After weeks of dodging rumors, Love Is Blind’s Sara Carton is finally breaking her silence — not with a denial, not with drama, but with honesty. And in doing so, she’s revealing the unexpected, imperfect, and deeply human beginnings of her relationship with Joey Leveille.
“Neither of us were looking for love again — not after everything that happened. We were just two broken people… trying to breathe.”
“It Started With a Check-In. It Turned Into a Lifeline.”
Sara says it all began with a simple message from Joey: “Hey, I know you’re going through it. I’m here if you want to talk.”
“I didn’t respond at first,” she admits. “But then one night, I just… called. I was crying. I didn’t even know what I needed. But he listened. No judgment. No pressure. Just presence.”
Those late-night phone calls became regular.
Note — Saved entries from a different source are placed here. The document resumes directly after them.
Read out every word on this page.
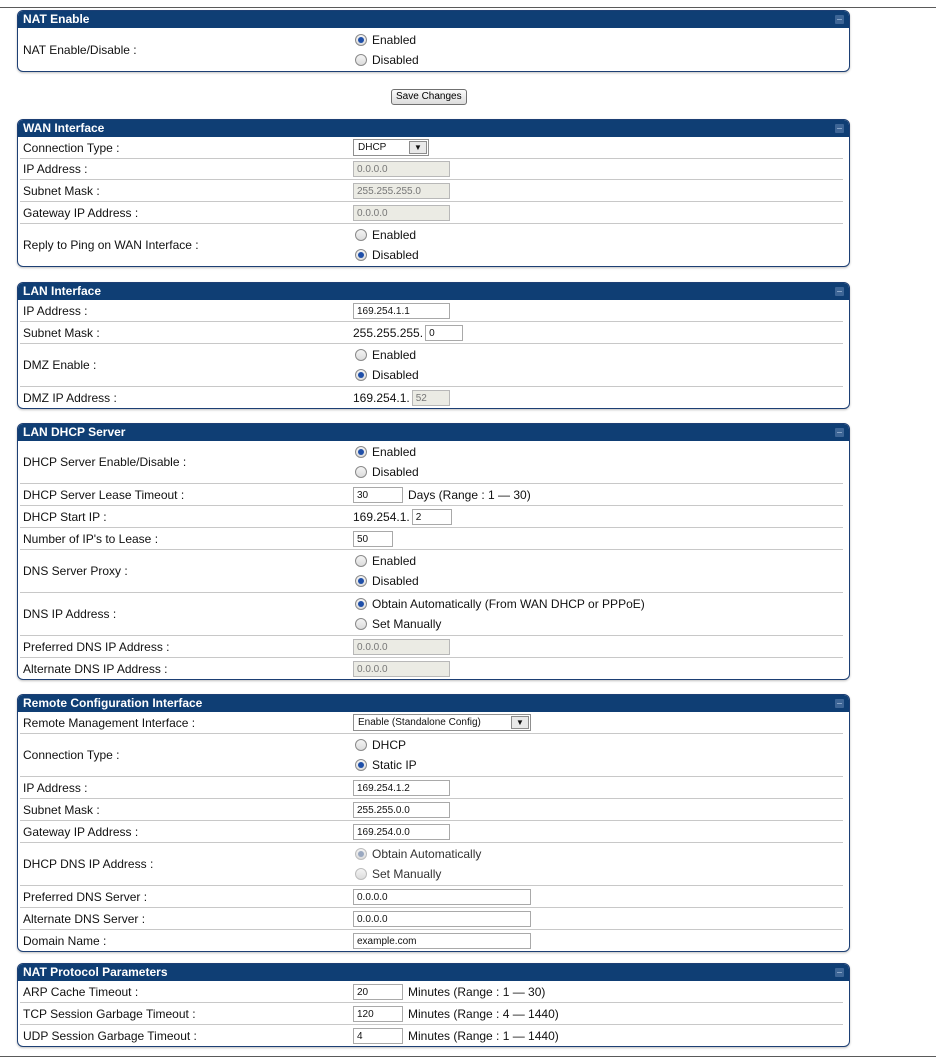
NAT Enable
NAT Enable/Disable :
Enabled
Disabled
Save Changes
WAN Interface
Connection Type :	DHCP	▼
IP Address :	0.0.0.0
Subnet Mask :	255.255.255.0
Gateway IP Address :	0.0.0.0
Reply to Ping on WAN Interface :
Enabled
Disabled
LAN Interface
IP Address :	169.254.1.1
Subnet Mask :	255.255.255. 0
DMZ Enable :
Enabled
Disabled
DMZ IP Address :	169.254.1. 52
LAN DHCP Server
DHCP Server Enable/Disable :
Enabled
Disabled
DHCP Server Lease Timeout :	30	Days (Range : 1 — 30)
DHCP Start IP :	169.254.1. 2
Number of IP's to Lease :	50
DNS Server Proxy :
Enabled
Disabled
DNS IP Address :
Obtain Automatically (From WAN DHCP or PPPoE)
Set Manually
Preferred DNS IP Address :	0.0.0.0
Alternate DNS IP Address :	0.0.0.0
Remote Configuration Interface
Remote Management Interface :	Enable (Standalone Config)	▼
Connection Type :
DHCP
Static IP
IP Address :	169.254.1.2
Subnet Mask :	255.255.0.0
Gateway IP Address :	169.254.0.0
DHCP DNS IP Address :
Obtain Automatically
Set Manually
Preferred DNS Server :	0.0.0.0
Alternate DNS Server :	0.0.0.0
Domain Name :	example.com
NAT Protocol Parameters
ARP Cache Timeout :	20	Minutes (Range : 1 — 30)
TCP Session Garbage Timeout :	120	Minutes (Range : 4 — 1440)
UDP Session Garbage Timeout :	4	Minutes (Range : 1 — 1440)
Sometimes silent. Sometimes filled with laughter. Sometimes drenched in old wounds.
“We talked about everything — regrets, mistakes, shame. But the more we talked, the less alone I felt. And I think… so did he.”
From Broken to Brave
Both Sara and Joey were healing from Love Is Blind — from fractured relationships, public pressure, and personal grief.
“We weren’t perfect. We still aren’t. But we were honest with each other in a way we never had been with anyone else,” she says. “There was no pretending. No filters. Just raw, exhausted truth.”
When asked if there was guilt over how things began — especially with fans questioning the timeline — Sara doesn’t flinch:
“Healing doesn’t always follow the rules. It’s messy. It’s confusing. But that doesn’t make it any less real.”
“We Didn’t Plan This. But We Chose It.”
Eventually, the calls turned into coffee. Then dinners. Then nights where neither wanted to leave.
“He made me laugh again — really laugh,” she says. “But more than that, he made me feel like I deserved something good after everything.”
Sara knows not everyone understands. And that’s okay.
“We didn’t fall in love the right way. We fell in love the real way — slowly, painfully, beautifully. Through tears, not roses.”